General Electric Company (NYSE:GE) is looking at possible further cuts in the banking arm, people with knowledge of the matter cited. The company wants to focus more on industrial business, which has better returns potential. In the recent times, General Electric was been trying to ensures that most of its profits come from the industrial business compared to the lending arm.
General Electric Company (NYSE:GE) has been shrinking its financing arm and it seems the company wants to do more. The financial business has weighed down the overall performance of the company and investors are not happy. According to the sources, the lending business isn’t worth the provocation it generates from investors, which is shrinking it further is necessary.
As General Electric downsizes its lending arm, the company has been trying to boost returns in its industrial unit. The idea is to bolster the performance of the industrial business to the point that it is able to contribute 75% of total profits by 2016. The industrial segment of GE accounted for 55% of revenue in 2013.

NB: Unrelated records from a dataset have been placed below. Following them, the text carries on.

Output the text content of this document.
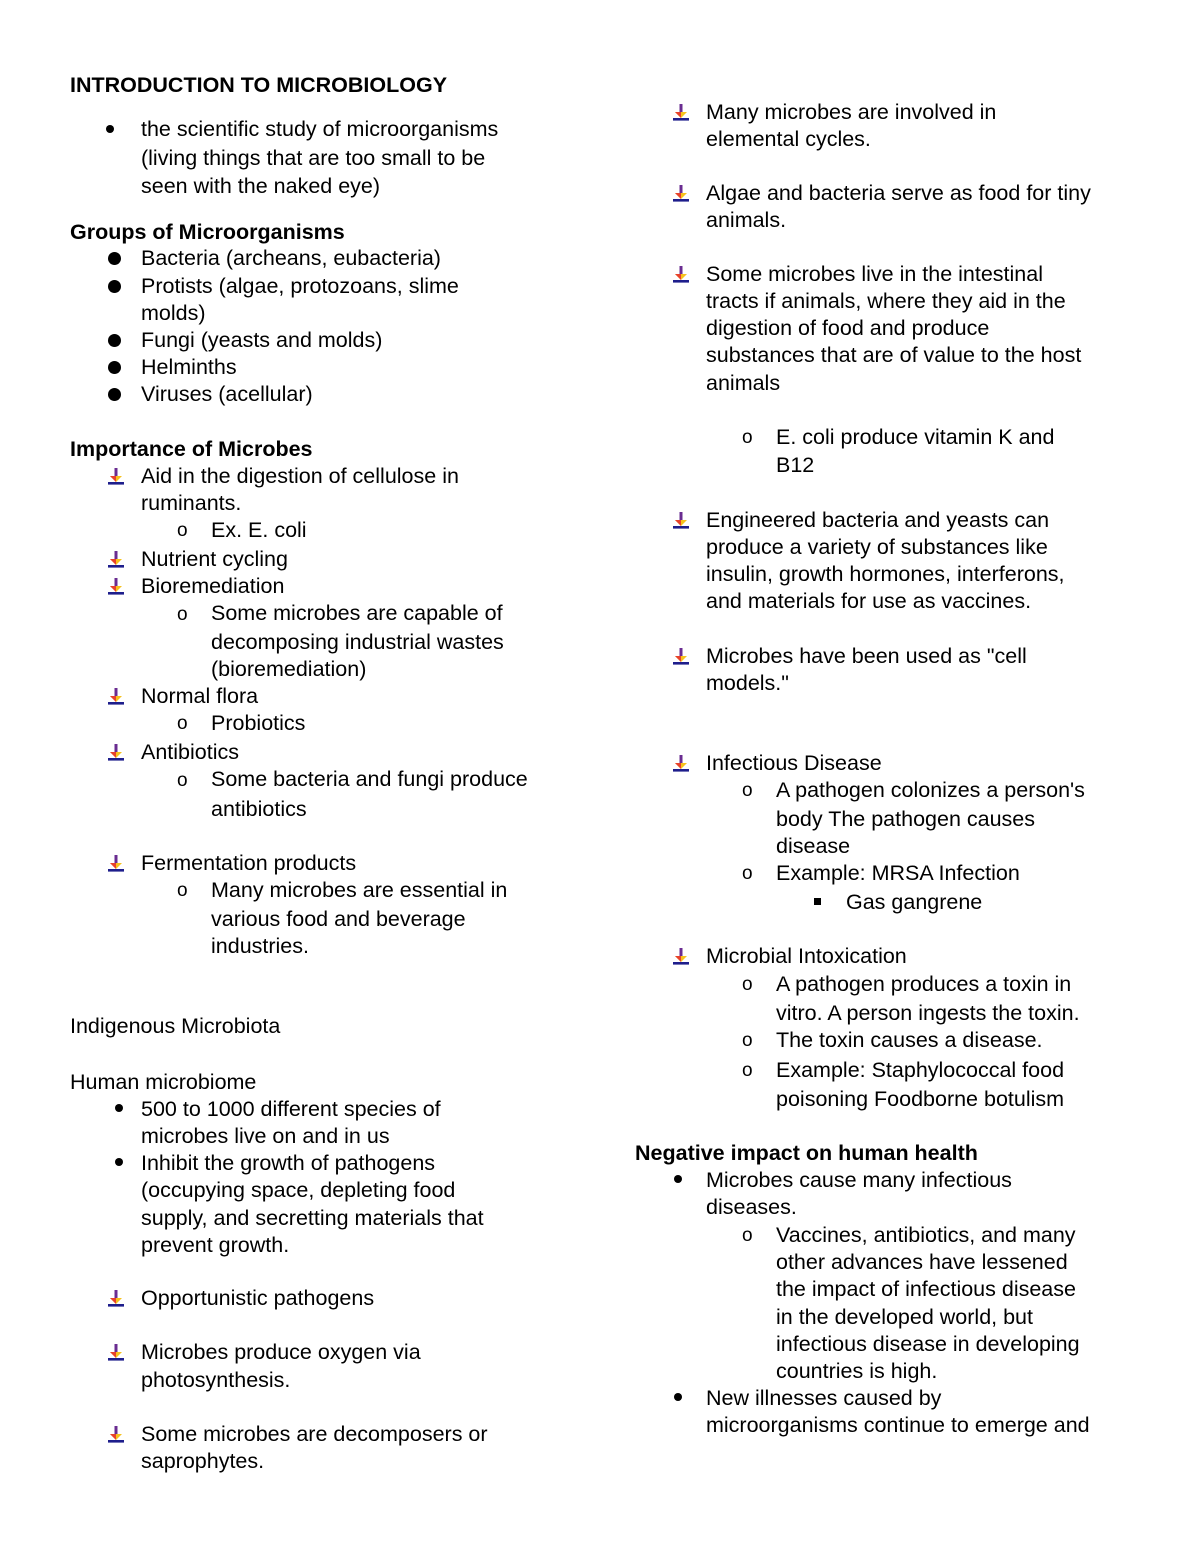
INTRODUCTION TO MICROBIOLOGY
the scientific study of microorganisms
(living things that are too small to be
seen with the naked eye)
Groups of Microorganisms
Bacteria (archeans, eubacteria)
Protists (algae, protozoans, slime
molds)
Fungi (yeasts and molds)
Helminths
Viruses (acellular)
Importance of Microbes
Aid in the digestion of cellulose in
ruminants.
o Ex. E. coli
Nutrient cycling
Bioremediation
o Some microbes are capable of
decomposing industrial wastes
(bioremediation)
Normal flora
o Probiotics
Antibiotics
o Some bacteria and fungi produce
antibiotics
Fermentation products
o Many microbes are essential in
various food and beverage
industries.
Indigenous Microbiota
Human microbiome
500 to 1000 different species of
microbes live on and in us
Inhibit the growth of pathogens
(occupying space, depleting food
supply, and secretting materials that
prevent growth.
Opportunistic pathogens
Microbes produce oxygen via
photosynthesis.
Some microbes are decomposers or
saprophytes.
Many microbes are involved in
elemental cycles.
Algae and bacteria serve as food for tiny
animals.
Some microbes live in the intestinal
tracts if animals, where they aid in the
digestion of food and produce
substances that are of value to the host
animals
o E. coli produce vitamin K and
B12
Engineered bacteria and yeasts can
produce a variety of substances like
insulin, growth hormones, interferons,
and materials for use as vaccines.
Microbes have been used as "cell
models."
Infectious Disease
o A pathogen colonizes a person's
body The pathogen causes
disease
o Example: MRSA Infection
Gas gangrene
Microbial Intoxication
o A pathogen produces a toxin in
vitro. A person ingests the toxin.
o The toxin causes a disease.
o Example: Staphylococcal food
poisoning Foodborne botulism
Negative impact on human health
Microbes cause many infectious
diseases.
o Vaccines, antibiotics, and many
other advances have lessened
the impact of infectious disease
in the developed world, but
infectious disease in developing
countries is high.
New illnesses caused by
microorganisms continue to emerge and
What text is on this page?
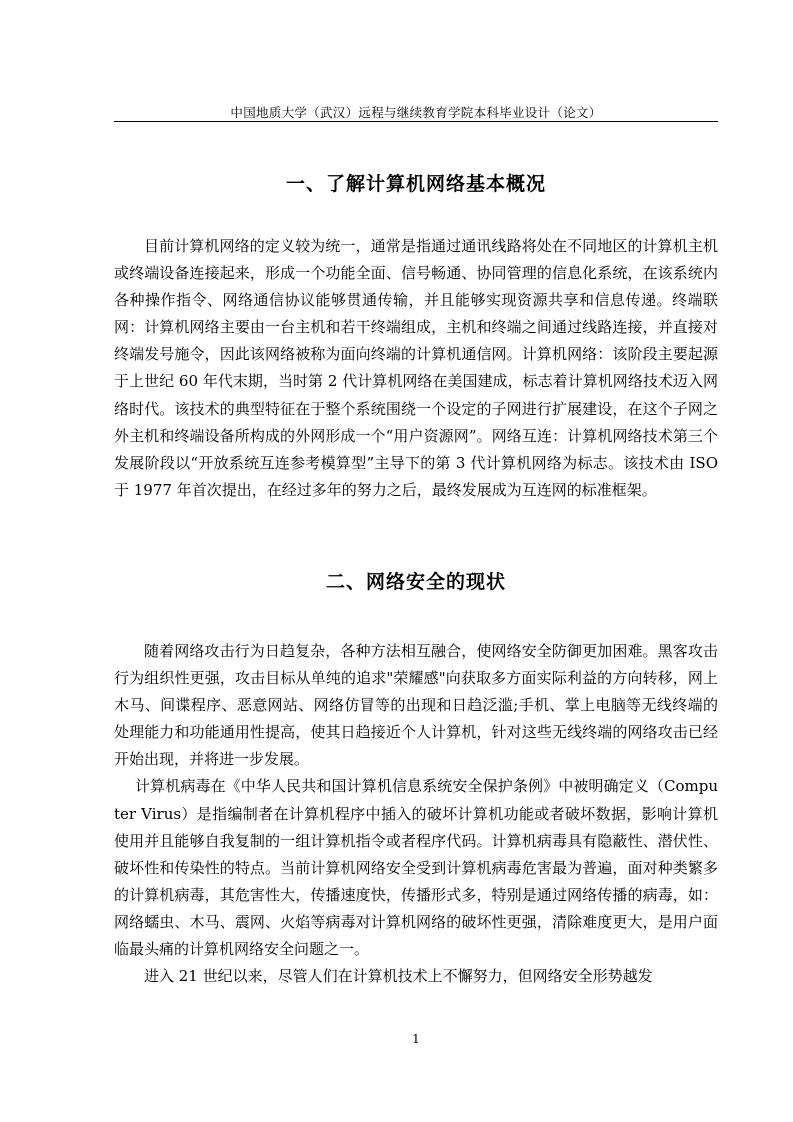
中国地质大学（武汉）远程与继续教育学院本科毕业设计（论文）
一、了解计算机网络基本概况

目前计算机网络的定义较为统一，通常是指通过通讯线路将处在不同地区的计算机主机或终端设备连接起来，形成一个功能全面、信号畅通、协同管理的信息化系统，在该系统内各种操作指令、网络通信协议能够贯通传输，并且能够实现资源共享和信息传递。终端联网：计算机网络主要由一台主机和若干终端组成，主机和终端之间通过线路连接，并直接对终端发号施令，因此该网络被称为面向终端的计算机通信网。计算机网络：该阶段主要起源于上世纪 60 年代末期，当时第 2 代计算机网络在美国建成，标志着计算机网络技术迈入网络时代。该技术的典型特征在于整个系统围绕一个设定的子网进行扩展建设，在这个子网之外主机和终端设备所构成的外网形成一个“用户资源网”。网络互连：计算机网络技术第三个发展阶段以“开放系统互连参考模算型”主导下的第 3 代计算机网络为标志。该技术由 ISO 于 1977 年首次提出，在经过多年的努力之后，最终发展成为互连网的标准框架。

二、网络安全的现状

随着网络攻击行为日趋复杂，各种方法相互融合，使网络安全防御更加困难。黑客攻击行为组织性更强，攻击目标从单纯的追求"荣耀感"向获取多方面实际利益的方向转移，网上木马、间谍程序、恶意网站、网络仿冒等的出现和日趋泛滥;手机、掌上电脑等无线终端的处理能力和功能通用性提高，使其日趋接近个人计算机，针对这些无线终端的网络攻击已经开始出现，并将进一步发展。

计算机病毒在《中华人民共和国计算机信息系统安全保护条例》中被明确定义（Computer Virus）是指编制者在计算机程序中插入的破坏计算机功能或者破坏数据，影响计算机使用并且能够自我复制的一组计算机指令或者程序代码。计算机病毒具有隐蔽性、潜伏性、破坏性和传染性的特点。当前计算机网络安全受到计算机病毒危害最为普遍，面对种类繁多的计算机病毒，其危害性大，传播速度快，传播形式多，特别是通过网络传播的病毒，如：网络蠕虫、木马、震网、火焰等病毒对计算机网络的破坏性更强，清除难度更大，是用户面临最头痛的计算机网络安全问题之一。

进入 21 世纪以来，尽管人们在计算机技术上不懈努力，但网络安全形势越发

1
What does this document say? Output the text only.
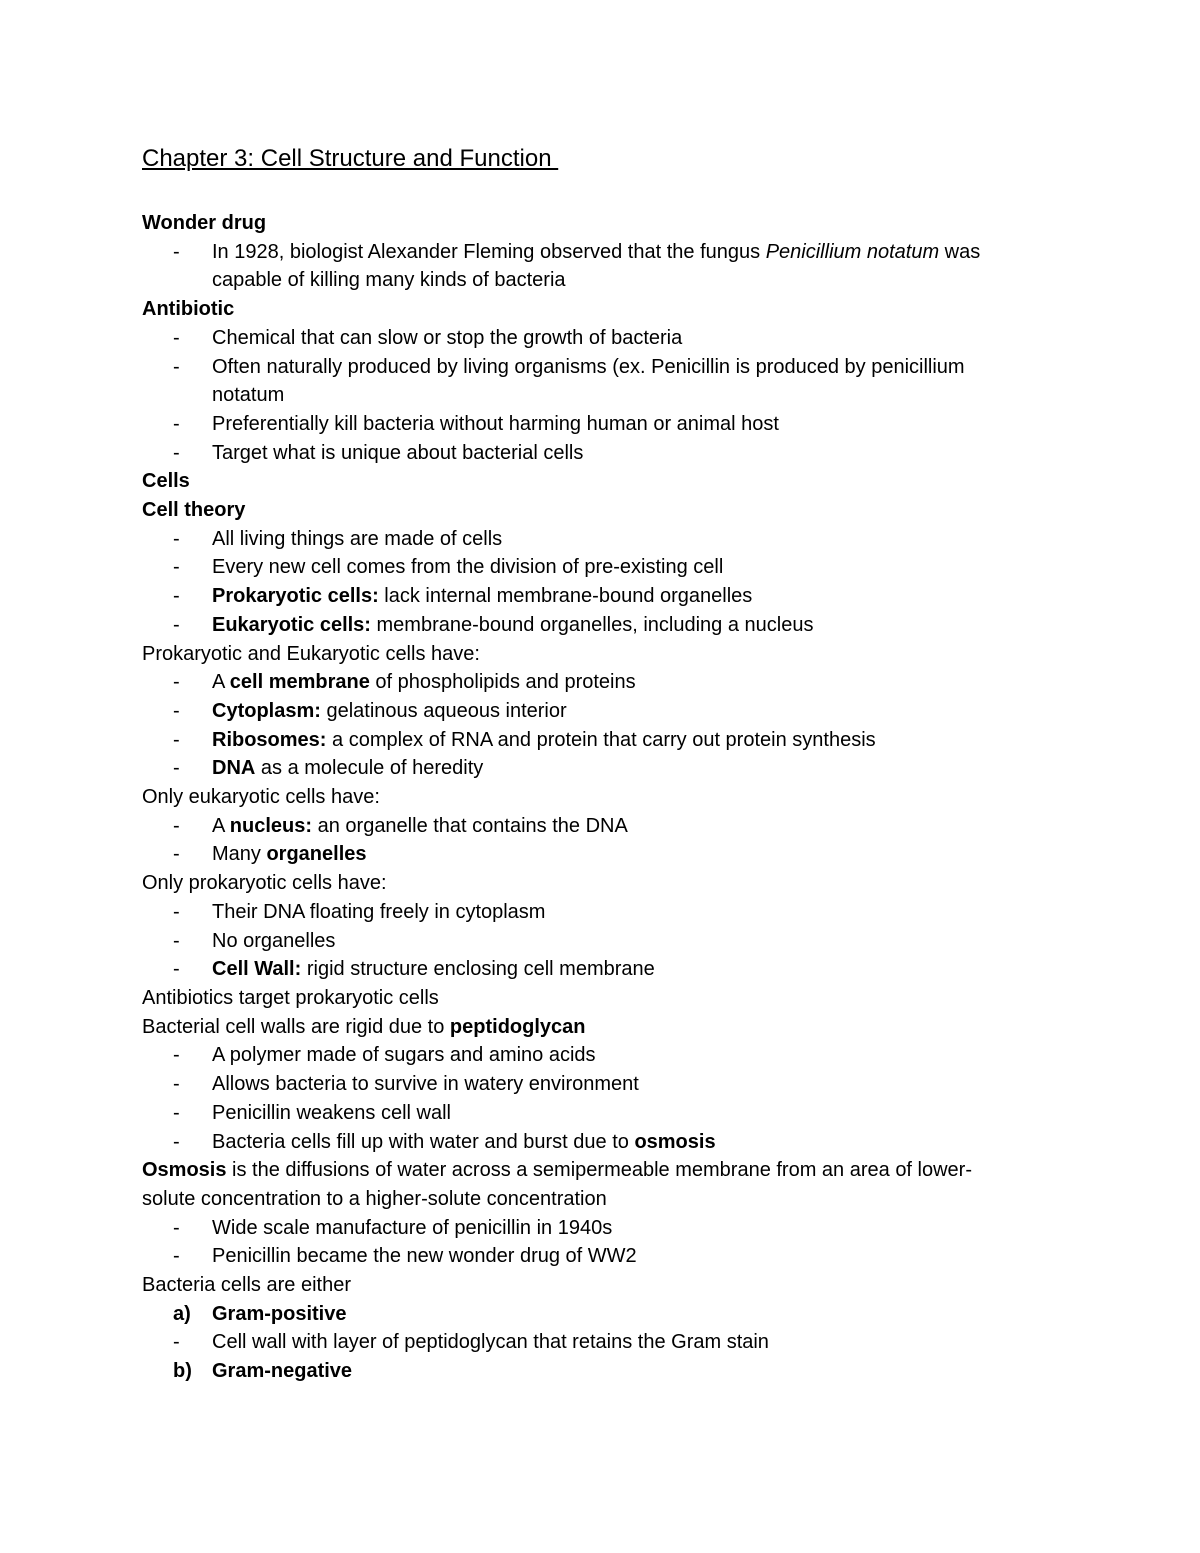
Chapter 3: Cell Structure and Function
Wonder drug
- In 1928, biologist Alexander Fleming observed that the fungus Penicillium notatum was
capable of killing many kinds of bacteria
Antibiotic
- Chemical that can slow or stop the growth of bacteria
- Often naturally produced by living organisms (ex. Penicillin is produced by penicillium
notatum
- Preferentially kill bacteria without harming human or animal host
- Target what is unique about bacterial cells
Cells
Cell theory
- All living things are made of cells
- Every new cell comes from the division of pre-existing cell
- Prokaryotic cells: lack internal membrane-bound organelles
- Eukaryotic cells: membrane-bound organelles, including a nucleus
Prokaryotic and Eukaryotic cells have:
- A cell membrane of phospholipids and proteins
- Cytoplasm: gelatinous aqueous interior
- Ribosomes: a complex of RNA and protein that carry out protein synthesis
- DNA as a molecule of heredity
Only eukaryotic cells have:
- A nucleus: an organelle that contains the DNA
- Many organelles
Only prokaryotic cells have:
- Their DNA floating freely in cytoplasm
- No organelles
- Cell Wall: rigid structure enclosing cell membrane
Antibiotics target prokaryotic cells
Bacterial cell walls are rigid due to peptidoglycan
- A polymer made of sugars and amino acids
- Allows bacteria to survive in watery environment
- Penicillin weakens cell wall
- Bacteria cells fill up with water and burst due to osmosis
Osmosis is the diffusions of water across a semipermeable membrane from an area of lower-
solute concentration to a higher-solute concentration
- Wide scale manufacture of penicillin in 1940s
- Penicillin became the new wonder drug of WW2
Bacteria cells are either
a) Gram-positive
- Cell wall with layer of peptidoglycan that retains the Gram stain
b) Gram-negative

In letter to be published on March 16, General Electric Company (NYSE:GE)’s CEO, Jeff Immelt, says that the company is first and foremost an industrial entity. He further says that the size of the financial unit, also known as GE Capital, will depend on its returns, competitiveness, regulatory impact on the whole company.
In a proxy filing, General Electric Company (NYSE:GE) revealed that the pay of Immelt went up in 2014 because of a number of reasons. Specifically, the board noted that the CEO performed very well last year, especially in hitting the target in tilting earnings away from financial operations toward industrial manufacturing.
Pay hike for CEO
For the nice job, the board hiked Immelt’s salary to $3.75 million and awarded him $5.4 million in cash bonus. As a result, the CEO’s earnings jumped 8% in 2014 compared to the previously year.
Need for change at the top
Although General Electric Company (NYSE:GE) maintains that Immelt is doing a great job, analysts have noted that analysts are now more interested in seeing a change of guard at the top.